29 avril 2014

La société «québécoise» Valeant et son compère Bill Ackman

Yvan Allaire | Lesaffaires.com

François Pouliot a déjà noté dans ces pages la québécitude approximative de Valeant. Cette société virtuellement localisée à Laval est incorporée en Colombie-Britannique; son PDG réside au New Jersey et son conseil d’administration ne compte que deux Canadiens sur dix membres (et aucun résident du Québec).

Son intérêt pour le Canada et le Québec tient entièrement à une fiscalité avantageuse. Toutefois, la société, par sa résidence officielle au Québec, est assujettie à l’Autorité des marchés financiers du Québec.

Or, ces derniers jours, les milieux financiers et juridiques américains ont sourcillé devant le projet conjoint de Valeant et Pershing Square (le hedge fund de Bill Ackman) de prendre le contrôle de la société Allergan.

Cette affaire offre un exemple instructif, signe des temps à venir, de montages hautement lucratifs construits en bordure de la loi et des règles sur les délits d’initiés.

Voici les faits :

  • Le 25 février 2014 Pershing Square et Valeant s’entendent pour procéder à une offre de fusion entre Valeant et Allergan. Allergan ne sait rien de cette entente; cette intention ne sera dévoilée que le 21 avril 2014;
  • Dès le 25 février, Pershing commence à acheter des options d’achat sur le titre d’Allergan pour exercice au prix courant de l’action (lequel oscille entre $120 et $134); ces options (techniquement des « Delta one options ») viennent à échéance en mars et avril 2015;
  • Pershing continue d’acheter de telles options jusqu’au 17 avril amassant ainsi plus de 25 millions d’options; dès que le pourcentage des actions ainsi « acquises » par produits dérivés dépasse 5%, Pershing doit rendre ce fait public mais il dispose d’un délai de 10 jours pour faire rapport à la SEC; Pershing se sert de ce délai, c’est pratique usuelle, pour acquérir massivement des options, si bien qu’au moment où l’information devient publique (et fait grimper le titre), il a droit d’achat sur 9,8% des actions d’Allergan; l’information devient publique le 21 avril 2014;
  • Le 21 avril justement, Pershing et Valeant annoncent leur entente et leur intention de faire une offre non sollicitée pour fusionner Allergan; ce même jour Pershing achète une option d’achat futur portant sur 3,450 millions d’actions d’Allergan.
  • Dès que l’intention de Valeant/Pershing est rendue publique, le titre d’Allergan fait un bond; il se transige aujourd’hui à $166. Les options acquises par Pershing prennent ainsi une valeur (sur papier) d’environ $1 milliard.

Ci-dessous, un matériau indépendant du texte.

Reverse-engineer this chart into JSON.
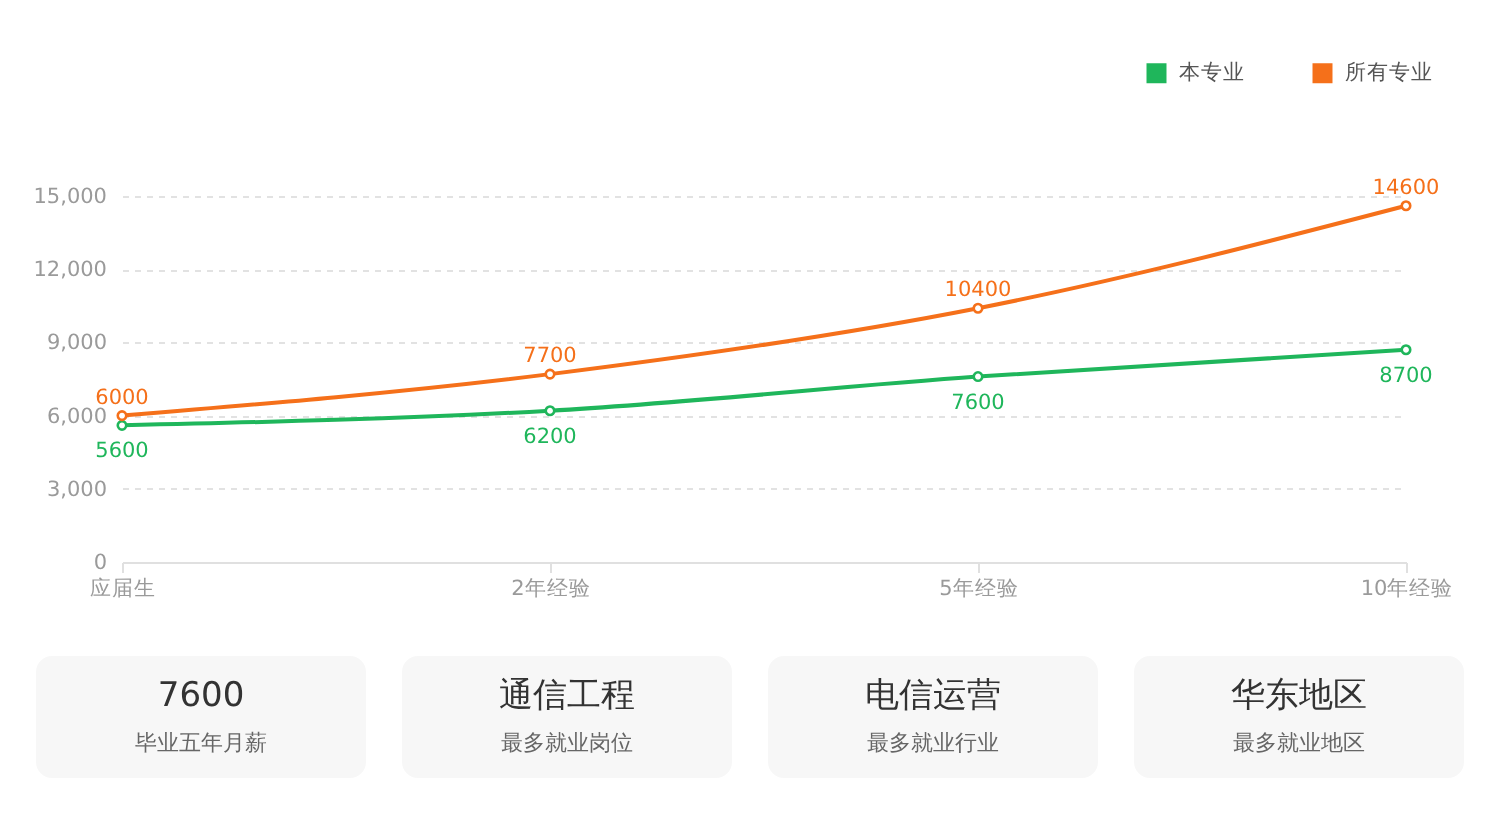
{
  "chart_data": [
    {
      "type": "line",
      "categories": [
        "应届生",
        "2年经验",
        "5年经验",
        "10年经验"
      ],
      "series": [
        {
          "name": "本专业",
          "color": "#1fb65b",
          "values": [
            5600,
            6200,
            7600,
            8700
          ]
        },
        {
          "name": "所有专业",
          "color": "#f5701a",
          "values": [
            6000,
            7700,
            10400,
            14600
          ]
        }
      ],
      "ylim": [
        0,
        15000
      ],
      "yticks": [
        0,
        {
          "value": 3000,
          "label": "3,000"
        },
        {
          "value": 6000,
          "label": "6,000"
        },
        {
          "value": 9000,
          "label": "9,000"
        },
        {
          "value": 12000,
          "label": "12,000"
        },
        {
          "value": 15000,
          "label": "15,000"
        }
      ],
      "grid": "y",
      "legend": "top right",
      "marker": "circle",
      "line_style": "solid",
      "data_labels": true
    },
    {
      "type": "other",
      "title": "7600",
      "subtitle": "毕业五年月薪"
    },
    {
      "type": "other",
      "title": "通信工程",
      "subtitle": "最多就业岗位"
    },
    {
      "type": "other",
      "title": "电信运营",
      "subtitle": "最多就业行业"
    },
    {
      "type": "other",
      "title": "华东地区",
      "subtitle": "最多就业地区"
    }
  ]
}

Or, ce montage ne fait-il pas de Pershing un initié? Sachant que son « associé » Valeant allait faire une offre pour fusionner avec Allergan et connaissant les termes de cette offre, son achat massif d’options pourrait-il constituer un délit d’initié?

Mais non, mais non! Puisque Pershing est associé à Valeant pour mener la transaction, il a le droit, comme tout acquéreur en puissance, d’acheter des actions (directement ou par produits dérivés) de la société cible.

La règle du « dix jours » entre le moment où le seuil de 5% (ce seuil est de 10% au Canada) est franchi et le moment où le fait est rendu public peut sembler un tantinet trop favorable aux « hedge funds ». La loi Dodd-Frank enjoignait la SEC de modifier cette règle, mais l’opposition est féroce et bien financée. Alors rien n’a été fait depuis 2010.

Si rien ne change, nous verrons se multiplier ce genre d’opérations permettant à des « hedge funds » de s’enrichir quels que soient les dommages collatéraux infligés à notre système économique.

Comment pourrait-on faire entrave à ces opérations?

On pourrait bien sûr resserrer le seuil à compter duquel on doit rendre publique une position prise dans l’actionnariat d’une société ainsi qu’écourter le délai accordé pour divulguer cette information : par exemple 1% (comme au Royaume-Uni) et trois jours.

On pourrait relever la transparence des transactions sur produits dérivés, par exemple en exigeant un rapport mensuel de tous les fonds quant à leurs achats d’options et autres produits dérivés.

Les opinions exprimées dans ce texte n’engagent que l’ auteur.